この映画を見ていると、人生を重ねて年老いることも案外悪くないのかも、と思ってくる。
どんな人でも生きていれば、素面では人に言えないような経験をしているはず、
それにめげずに、ずっと年を重ねるってそれだけでも尊敬に値する。
当然、その経験から出てくる言葉は、傾聴に値するものがおおい。


、、、と、ステレオタイプな物語が持つ力って強いなあと、思いました。
いい映画なので、心が疲れたときにお勧めです。。


2007年11月08日

リニアコライダー podcast 第2回 科学者との対談

お手伝い(っていうか、いってお話しているだけですが。。)している、
リニアコライダー普及委員会のポッドキャスト

第二回がいつのまにか、アップされてました。

東大 素粒子国際物理センターの山下了准教授と、国民代表の女子大生エリカ様、
そして単なる科学好きミーハーの対談です。

科学者ってなにしているのかなー、みたいなことが垣間見えて、私すっごいエンジョイしてます。


2007年11月02日

リニアコライダー普及委員会ってのをはじめました。

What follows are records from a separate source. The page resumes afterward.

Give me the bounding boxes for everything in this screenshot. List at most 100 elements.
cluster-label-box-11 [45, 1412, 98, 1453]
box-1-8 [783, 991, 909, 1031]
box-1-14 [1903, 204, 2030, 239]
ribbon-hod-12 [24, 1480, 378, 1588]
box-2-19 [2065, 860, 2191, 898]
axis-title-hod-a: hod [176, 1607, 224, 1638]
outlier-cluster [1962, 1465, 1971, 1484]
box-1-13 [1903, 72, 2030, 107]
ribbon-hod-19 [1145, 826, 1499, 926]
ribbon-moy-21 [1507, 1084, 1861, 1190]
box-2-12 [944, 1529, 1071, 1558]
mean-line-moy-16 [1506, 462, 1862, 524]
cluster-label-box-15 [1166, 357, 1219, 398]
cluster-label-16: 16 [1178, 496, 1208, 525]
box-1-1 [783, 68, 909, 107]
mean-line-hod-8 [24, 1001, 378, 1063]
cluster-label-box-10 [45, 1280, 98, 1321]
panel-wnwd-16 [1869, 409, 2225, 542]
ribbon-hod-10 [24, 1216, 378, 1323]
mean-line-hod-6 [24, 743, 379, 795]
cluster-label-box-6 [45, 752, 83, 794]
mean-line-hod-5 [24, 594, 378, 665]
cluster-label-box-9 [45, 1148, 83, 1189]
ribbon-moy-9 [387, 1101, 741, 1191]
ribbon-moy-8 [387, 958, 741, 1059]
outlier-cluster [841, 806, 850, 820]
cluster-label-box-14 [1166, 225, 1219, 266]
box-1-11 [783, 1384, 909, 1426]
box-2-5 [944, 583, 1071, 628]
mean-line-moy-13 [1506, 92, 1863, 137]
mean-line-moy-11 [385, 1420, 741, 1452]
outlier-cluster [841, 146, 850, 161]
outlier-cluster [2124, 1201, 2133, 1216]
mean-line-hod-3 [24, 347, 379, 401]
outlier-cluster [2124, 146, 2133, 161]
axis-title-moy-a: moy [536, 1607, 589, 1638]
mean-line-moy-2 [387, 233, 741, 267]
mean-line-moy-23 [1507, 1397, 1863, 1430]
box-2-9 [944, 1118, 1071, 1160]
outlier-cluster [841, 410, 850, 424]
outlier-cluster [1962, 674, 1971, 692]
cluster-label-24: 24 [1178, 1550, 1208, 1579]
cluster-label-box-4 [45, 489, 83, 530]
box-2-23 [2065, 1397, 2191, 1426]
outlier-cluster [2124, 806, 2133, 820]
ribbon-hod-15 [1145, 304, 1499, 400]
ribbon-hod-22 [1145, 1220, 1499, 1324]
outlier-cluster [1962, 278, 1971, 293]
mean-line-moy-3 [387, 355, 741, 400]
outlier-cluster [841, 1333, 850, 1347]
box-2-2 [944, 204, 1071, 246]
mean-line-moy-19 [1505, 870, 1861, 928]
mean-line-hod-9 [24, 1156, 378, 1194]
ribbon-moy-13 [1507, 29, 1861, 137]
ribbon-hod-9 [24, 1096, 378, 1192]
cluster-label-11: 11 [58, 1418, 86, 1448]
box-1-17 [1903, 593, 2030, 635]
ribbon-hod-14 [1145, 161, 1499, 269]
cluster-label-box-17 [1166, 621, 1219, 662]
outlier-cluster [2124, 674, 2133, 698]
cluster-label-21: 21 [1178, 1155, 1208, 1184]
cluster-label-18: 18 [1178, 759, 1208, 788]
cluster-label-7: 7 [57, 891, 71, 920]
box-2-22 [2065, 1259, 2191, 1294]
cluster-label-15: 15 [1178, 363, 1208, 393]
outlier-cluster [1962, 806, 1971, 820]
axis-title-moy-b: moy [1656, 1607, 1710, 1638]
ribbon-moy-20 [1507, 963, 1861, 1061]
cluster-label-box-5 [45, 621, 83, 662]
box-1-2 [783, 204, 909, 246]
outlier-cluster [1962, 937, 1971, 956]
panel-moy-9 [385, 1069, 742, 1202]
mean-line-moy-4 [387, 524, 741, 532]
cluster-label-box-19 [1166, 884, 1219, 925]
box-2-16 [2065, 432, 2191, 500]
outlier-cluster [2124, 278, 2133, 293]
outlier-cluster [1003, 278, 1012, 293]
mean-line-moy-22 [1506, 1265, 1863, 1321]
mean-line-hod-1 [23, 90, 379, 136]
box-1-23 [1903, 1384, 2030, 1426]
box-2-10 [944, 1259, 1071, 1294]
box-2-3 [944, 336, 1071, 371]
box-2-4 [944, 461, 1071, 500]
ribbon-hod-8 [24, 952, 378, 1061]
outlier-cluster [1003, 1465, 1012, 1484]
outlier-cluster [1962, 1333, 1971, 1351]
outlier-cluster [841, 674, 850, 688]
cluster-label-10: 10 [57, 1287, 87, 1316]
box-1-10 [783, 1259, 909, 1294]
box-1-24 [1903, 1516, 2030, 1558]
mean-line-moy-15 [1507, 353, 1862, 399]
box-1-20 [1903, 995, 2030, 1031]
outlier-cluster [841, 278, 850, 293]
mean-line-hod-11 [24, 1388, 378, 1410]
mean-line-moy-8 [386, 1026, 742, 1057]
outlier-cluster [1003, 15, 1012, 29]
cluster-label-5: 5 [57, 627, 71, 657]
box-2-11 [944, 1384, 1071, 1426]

。

唐突ながら、みなさん、リニアコライダーを知っているでしょうか?
直線加速衝突器、いま実はアジアに誘致しようとして、私も
微力ながらリニアコライダー普及委員会のお手伝いをしております。

で、リニアコライダー普及委員会の学生スタッフさんたちと
いっしょにポッドキャストをはじめました。

サイトはここにあります。
リニアコライダーってなんなの、とか、ノーベル賞の取り方とか、
そういうの、今後やっていく予定なので、ぜひぜひお聞きくださいませー。

2007年11月01日

創業社長になるには

去年つくった芸者東京エンターテインメント(GTE)という会社では、
3ヶ月に一度、インターン含めた全スタッフと個別面談する制度がある。

自分/プロジェクト/会社の現在/未来という6つのボックスから好きなように
話してもらって、聞き、それに対し返答するという形で行われる。

基本的に(答えられるかどうかはべつとして)聞きたいことはなんでもどうぞという
スタンスなので、いろんなことを聞かれる。

最近の面談で、開発インターン中の学生さんに
「ゲーム会社ってどうやったらつくれるんですか」と聞かれた。

登記すればいいよ、とこたえたのだけど、それだけだと質問の趣旨に
あってなさそうなので、「会社を続けていくには」っていうことへの答えとして
いくつか付け加えて答えておいた。

そして、「社長ってどうやったらなれんるですか」っていう質問に関しては、
副社長サブが、じつに的確なことをいってたけど、ブログに書くのは
どうかとおもうので、興味ある人はあったときにでも聞いてください。

私がいままでお仕えしたり、観察してきた創業社長サンプルから抽出した結果

①自分のわがままに周りを巻き込めるか、という能力と、
②ほんとうにやばい状況においこまれたときに、なんとかできるか、っていう能力の
二つなんじゃないかなあとおもう。

①、②ともに、社長が10人いれば,やり方は千差万別で、
①の場合でいうと
黙々と働く姿に自然と人が従う、みたいなひともいれば、
かわいげあるからわがまま許しちゃおう見たいな人もいれば、
利益で釣る人もいれば、
怖いからついていかないといけないって言う人もいれば、
ついていけばいいことありそう、という人もいれば、
それこそいろいろあって、

②の場合も、
カネのちからで解決しようっていうひともいれば、
天才的な技術力で解決する人もいれば、
トリッキーな解決を常にできる人もいれば、
言い訳百科事典みたいな人もいれば、
かわいげあるからゆるしちゃおう、見たいな人もいる、

どのやり方がいいか悪いかはよくわからないし、
会社のフェーズによってもちがうだろうとおもう。
また、世の中いろんな業態があって、私がみている社長像は
どうしても、ゲーム、エンタメ、ITみたいなところに偏っているから
「うちの業界ではちがう」みたいなのもあるかもしれない。

というわけで、吹かなくてもとぶ零細ベンチャー企業の社長業で悪戦苦闘
している私からすると、社長になりたい、と口に出していえる若者がうらやましいとおもった。